食事をつくること、にどうやら多くの意味があったらしく、食事を提供すること以上につくること、調理をすることがわたしにとっては癒し、みたいなところがあって、休日でも平日の夜でも時間をかけて献立を組み立てる、台所にあるものを把握し消費する(必要があれば補充する)、どの料理のどの手順からはじめるか、調理器具やコンロの空き具合、どのくらい時間がかかるかなんて考えながら、これは複合的なパズルゲームで、どう解いても最終的には(いちおう)成功はするし(味がよければ万々歳だけどそれは副次的な成果だ)、上手くできるとすっきりするというか、それでわたしは心を落ち着けている節がある。同じように掃除とか洗濯も生活のどこに組み込むか考えるゲームみたいに思っている節がある。もちろんホコリがないのが嬉しいとかはあるけどやっぱりそれは副産物で全部はパズルと思えばこそなのか、わたしの中では手順は決まりつつある。
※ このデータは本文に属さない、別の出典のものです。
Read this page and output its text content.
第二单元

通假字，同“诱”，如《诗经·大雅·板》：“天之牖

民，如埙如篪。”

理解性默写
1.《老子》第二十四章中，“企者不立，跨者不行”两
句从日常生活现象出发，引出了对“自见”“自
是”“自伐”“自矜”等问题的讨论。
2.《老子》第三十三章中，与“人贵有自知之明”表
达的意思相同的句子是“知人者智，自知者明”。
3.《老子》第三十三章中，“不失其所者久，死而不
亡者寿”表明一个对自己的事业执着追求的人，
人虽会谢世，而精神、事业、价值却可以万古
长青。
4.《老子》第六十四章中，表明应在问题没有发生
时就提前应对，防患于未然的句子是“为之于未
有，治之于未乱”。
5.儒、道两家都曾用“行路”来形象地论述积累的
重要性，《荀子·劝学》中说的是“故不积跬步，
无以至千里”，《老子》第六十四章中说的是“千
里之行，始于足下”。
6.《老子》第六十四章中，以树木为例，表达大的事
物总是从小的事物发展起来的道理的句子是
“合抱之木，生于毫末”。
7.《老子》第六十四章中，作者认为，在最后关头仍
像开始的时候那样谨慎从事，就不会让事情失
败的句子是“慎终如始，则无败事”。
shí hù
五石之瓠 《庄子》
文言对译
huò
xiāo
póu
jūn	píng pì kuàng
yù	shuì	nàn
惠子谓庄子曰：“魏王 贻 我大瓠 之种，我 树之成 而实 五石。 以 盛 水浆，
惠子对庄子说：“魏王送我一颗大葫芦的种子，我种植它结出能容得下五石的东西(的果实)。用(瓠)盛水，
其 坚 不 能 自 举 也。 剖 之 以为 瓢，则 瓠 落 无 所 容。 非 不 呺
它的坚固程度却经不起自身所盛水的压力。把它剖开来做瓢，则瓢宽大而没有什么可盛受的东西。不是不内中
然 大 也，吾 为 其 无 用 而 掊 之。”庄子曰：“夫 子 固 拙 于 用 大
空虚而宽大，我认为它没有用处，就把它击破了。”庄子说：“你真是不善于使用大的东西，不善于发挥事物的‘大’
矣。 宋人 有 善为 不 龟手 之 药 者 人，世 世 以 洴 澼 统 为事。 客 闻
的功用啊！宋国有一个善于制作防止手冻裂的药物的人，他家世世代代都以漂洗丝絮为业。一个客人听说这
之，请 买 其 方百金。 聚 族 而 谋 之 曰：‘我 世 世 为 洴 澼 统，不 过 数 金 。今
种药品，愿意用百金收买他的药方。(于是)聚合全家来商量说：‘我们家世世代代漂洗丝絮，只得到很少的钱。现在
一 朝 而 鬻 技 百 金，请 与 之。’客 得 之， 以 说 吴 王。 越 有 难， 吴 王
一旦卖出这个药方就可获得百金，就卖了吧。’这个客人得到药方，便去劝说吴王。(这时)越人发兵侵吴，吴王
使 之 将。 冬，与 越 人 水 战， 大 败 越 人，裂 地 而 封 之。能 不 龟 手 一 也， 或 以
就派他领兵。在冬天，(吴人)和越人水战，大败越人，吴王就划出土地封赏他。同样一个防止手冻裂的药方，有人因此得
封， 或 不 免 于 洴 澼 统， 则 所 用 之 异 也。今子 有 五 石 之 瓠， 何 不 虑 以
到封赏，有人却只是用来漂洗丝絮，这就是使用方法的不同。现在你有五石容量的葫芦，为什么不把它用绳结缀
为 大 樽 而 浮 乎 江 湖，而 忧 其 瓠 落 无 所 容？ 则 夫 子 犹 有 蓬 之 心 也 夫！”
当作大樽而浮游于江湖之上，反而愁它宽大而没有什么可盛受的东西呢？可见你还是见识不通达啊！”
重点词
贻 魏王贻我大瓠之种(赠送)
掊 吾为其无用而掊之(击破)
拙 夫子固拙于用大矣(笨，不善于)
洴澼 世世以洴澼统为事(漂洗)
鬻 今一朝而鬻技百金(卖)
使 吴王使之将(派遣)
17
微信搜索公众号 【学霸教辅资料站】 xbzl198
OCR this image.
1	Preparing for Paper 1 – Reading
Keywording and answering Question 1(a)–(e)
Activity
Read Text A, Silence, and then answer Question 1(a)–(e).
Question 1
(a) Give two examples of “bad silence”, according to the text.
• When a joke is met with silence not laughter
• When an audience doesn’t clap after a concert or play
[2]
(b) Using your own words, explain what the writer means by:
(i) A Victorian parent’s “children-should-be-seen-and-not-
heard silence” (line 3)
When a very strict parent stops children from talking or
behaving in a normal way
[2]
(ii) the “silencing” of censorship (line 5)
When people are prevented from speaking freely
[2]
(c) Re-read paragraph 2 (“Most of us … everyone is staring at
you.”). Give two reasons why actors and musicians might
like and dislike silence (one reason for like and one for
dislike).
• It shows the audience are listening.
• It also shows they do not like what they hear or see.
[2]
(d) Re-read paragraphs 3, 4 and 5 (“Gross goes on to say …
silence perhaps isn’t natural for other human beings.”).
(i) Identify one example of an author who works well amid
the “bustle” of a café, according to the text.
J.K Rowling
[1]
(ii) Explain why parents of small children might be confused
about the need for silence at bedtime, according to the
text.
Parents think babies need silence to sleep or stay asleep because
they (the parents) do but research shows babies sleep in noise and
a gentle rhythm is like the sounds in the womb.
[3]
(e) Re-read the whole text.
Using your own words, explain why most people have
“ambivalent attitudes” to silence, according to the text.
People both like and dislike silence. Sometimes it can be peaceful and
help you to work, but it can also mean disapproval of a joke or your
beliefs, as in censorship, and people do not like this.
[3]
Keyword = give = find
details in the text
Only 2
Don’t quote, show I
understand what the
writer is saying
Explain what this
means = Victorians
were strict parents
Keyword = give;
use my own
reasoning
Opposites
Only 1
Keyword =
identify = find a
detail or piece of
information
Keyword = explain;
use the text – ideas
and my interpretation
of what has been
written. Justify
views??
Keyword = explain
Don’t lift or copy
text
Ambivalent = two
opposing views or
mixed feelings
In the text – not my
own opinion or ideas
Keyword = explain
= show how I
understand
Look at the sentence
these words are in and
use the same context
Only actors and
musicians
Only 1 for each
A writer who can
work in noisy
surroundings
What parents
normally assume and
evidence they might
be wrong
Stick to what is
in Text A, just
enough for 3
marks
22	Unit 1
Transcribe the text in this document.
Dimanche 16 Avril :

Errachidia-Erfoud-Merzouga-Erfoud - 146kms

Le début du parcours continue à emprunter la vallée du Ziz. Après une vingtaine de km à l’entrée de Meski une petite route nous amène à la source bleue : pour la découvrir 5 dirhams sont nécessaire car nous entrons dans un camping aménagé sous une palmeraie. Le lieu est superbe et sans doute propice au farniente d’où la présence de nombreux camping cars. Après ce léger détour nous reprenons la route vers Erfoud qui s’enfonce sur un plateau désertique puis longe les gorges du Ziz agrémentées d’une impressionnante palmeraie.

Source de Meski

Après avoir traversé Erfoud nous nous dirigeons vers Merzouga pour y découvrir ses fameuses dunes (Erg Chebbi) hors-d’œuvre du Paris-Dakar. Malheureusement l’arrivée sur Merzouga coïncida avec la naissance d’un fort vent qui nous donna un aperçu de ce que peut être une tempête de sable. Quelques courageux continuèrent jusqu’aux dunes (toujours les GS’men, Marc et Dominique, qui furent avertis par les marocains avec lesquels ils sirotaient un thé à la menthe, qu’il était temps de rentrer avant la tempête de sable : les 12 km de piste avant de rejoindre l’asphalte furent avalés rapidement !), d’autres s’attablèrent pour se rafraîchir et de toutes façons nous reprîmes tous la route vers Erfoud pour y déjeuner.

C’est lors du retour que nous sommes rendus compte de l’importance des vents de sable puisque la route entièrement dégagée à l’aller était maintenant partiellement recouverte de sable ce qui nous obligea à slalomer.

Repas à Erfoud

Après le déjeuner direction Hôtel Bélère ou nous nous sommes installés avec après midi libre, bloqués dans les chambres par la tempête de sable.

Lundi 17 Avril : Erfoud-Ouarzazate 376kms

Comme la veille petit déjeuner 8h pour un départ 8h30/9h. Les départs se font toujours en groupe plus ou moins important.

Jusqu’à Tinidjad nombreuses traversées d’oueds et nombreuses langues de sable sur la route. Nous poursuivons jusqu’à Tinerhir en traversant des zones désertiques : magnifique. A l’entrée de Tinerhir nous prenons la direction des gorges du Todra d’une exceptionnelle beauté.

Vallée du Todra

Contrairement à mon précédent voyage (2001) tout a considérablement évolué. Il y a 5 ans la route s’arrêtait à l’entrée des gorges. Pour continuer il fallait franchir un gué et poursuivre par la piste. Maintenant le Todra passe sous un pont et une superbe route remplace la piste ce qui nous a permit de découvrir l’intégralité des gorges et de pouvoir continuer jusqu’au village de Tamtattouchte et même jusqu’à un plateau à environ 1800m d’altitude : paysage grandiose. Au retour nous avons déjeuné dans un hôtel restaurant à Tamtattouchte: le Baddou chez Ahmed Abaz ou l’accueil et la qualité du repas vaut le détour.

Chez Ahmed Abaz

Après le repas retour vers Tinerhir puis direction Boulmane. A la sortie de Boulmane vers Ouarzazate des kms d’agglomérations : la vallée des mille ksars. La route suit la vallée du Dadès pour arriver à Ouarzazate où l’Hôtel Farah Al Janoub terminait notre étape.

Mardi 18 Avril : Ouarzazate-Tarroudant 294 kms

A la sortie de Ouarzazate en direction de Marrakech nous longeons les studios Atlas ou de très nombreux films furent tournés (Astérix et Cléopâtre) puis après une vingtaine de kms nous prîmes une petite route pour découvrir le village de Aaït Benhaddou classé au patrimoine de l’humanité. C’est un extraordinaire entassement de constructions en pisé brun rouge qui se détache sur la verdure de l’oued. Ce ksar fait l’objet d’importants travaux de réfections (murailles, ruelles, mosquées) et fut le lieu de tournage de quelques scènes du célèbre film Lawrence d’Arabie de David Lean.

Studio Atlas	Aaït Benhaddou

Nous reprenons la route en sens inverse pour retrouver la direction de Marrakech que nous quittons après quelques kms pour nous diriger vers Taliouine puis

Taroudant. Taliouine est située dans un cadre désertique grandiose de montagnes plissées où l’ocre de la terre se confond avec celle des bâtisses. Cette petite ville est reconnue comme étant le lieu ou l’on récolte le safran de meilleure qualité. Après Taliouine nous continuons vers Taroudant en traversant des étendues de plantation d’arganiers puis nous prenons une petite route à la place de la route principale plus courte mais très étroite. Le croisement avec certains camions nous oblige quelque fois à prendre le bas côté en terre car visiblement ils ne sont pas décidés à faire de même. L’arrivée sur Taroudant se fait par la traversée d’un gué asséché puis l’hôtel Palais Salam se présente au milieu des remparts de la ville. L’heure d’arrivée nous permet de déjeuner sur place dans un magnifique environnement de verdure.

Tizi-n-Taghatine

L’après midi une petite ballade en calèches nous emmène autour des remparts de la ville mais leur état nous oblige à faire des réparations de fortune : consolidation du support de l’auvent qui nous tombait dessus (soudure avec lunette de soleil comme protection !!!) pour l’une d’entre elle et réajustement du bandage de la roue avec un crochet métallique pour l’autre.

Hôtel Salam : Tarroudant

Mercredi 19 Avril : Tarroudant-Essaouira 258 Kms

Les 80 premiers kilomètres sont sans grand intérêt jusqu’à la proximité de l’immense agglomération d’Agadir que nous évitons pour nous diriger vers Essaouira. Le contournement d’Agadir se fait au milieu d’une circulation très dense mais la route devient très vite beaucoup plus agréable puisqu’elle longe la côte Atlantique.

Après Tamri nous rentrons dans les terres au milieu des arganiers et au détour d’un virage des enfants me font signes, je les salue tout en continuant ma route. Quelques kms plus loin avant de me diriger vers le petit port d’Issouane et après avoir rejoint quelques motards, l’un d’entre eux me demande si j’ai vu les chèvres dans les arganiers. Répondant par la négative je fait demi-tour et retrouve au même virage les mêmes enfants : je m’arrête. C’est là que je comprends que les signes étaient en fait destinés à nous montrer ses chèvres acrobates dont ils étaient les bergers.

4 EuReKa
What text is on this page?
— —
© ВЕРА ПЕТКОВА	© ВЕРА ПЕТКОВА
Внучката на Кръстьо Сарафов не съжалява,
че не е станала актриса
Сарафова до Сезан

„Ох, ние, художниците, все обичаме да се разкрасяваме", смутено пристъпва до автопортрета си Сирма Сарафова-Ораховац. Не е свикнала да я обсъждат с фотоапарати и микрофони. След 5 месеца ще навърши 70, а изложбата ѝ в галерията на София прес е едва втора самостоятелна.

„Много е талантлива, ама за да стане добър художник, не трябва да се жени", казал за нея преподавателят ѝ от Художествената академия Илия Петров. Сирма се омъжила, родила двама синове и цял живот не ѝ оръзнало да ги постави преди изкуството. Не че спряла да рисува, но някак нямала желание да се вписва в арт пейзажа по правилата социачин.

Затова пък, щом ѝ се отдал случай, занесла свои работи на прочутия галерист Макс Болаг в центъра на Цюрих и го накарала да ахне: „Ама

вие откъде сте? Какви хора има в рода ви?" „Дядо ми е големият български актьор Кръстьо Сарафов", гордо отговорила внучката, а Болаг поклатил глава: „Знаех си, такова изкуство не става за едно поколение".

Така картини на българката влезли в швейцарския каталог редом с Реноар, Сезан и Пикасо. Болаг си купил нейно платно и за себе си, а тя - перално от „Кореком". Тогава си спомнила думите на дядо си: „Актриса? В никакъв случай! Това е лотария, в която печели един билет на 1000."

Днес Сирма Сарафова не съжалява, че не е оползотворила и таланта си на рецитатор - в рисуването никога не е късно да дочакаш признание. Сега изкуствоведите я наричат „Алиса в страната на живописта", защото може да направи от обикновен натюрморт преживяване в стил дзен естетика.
それに比べると料理は自由度が高い、ヴァリエーションがある、挑みがいがある。パンとかお菓子とかの生地をこねているとそれはまた違った意味での癒し、柔らかいものにふれること、わかりやすい癒されがあるのであった。

休みの日に家事をしてて、「ウッ、変態」と思ったりするし、ヒナ氏が分担してくれてもいいのにと思ったりもするけれど、これは癒しだからそう簡単には渡せないという気もする(満足できるレヴェルでやってくれるならいいような気もするが、必要なのは結果か過程か)。そう考えて、同居人の休みの日とか日がなゲームをしているの、それも癒しなのかもしれない。

それで今日はクッキーを焼いたりしていたんだけど、水分多めの小麦の生地の判別のついていない感じ、自分のかたちがはっきりとわかっていなくて焼く段になっても隣が近ければ元のとおり一緒になっちゃおうという感じ、マラソン一緒に走ろうとか同級生と言い合う以前のもっと原始的なごにゃごにゃをながめながら、手ではそれらを引き離したりしているんだけど、それから混沌が生物になるような、子どもが自我を獲得して青年になるような、その過程をひとつひとつひっくり返したりしながら確認する。隙あらばくっつきそうな時間は長くハラハラと見守り、焼きが入ってくるとまずは外側からぷっくりと形が定まりはじめ、でもここでさわるとまだまだ柔らかいのがわかり、耳たぶな感じで無駄に転がしたりもする。そうすると隣人とは多少近づけてもよくてはじめよりくっつけて一度にたくさん火にかけられる。寂しい気もするけれど、食べるためにはこれが必要。最終的には焦げ目がついて堅いガリガリになるまで見届けてハー満足。満足したあと食べられて、料理ってお得な趣味だと思うんだけどどうですか。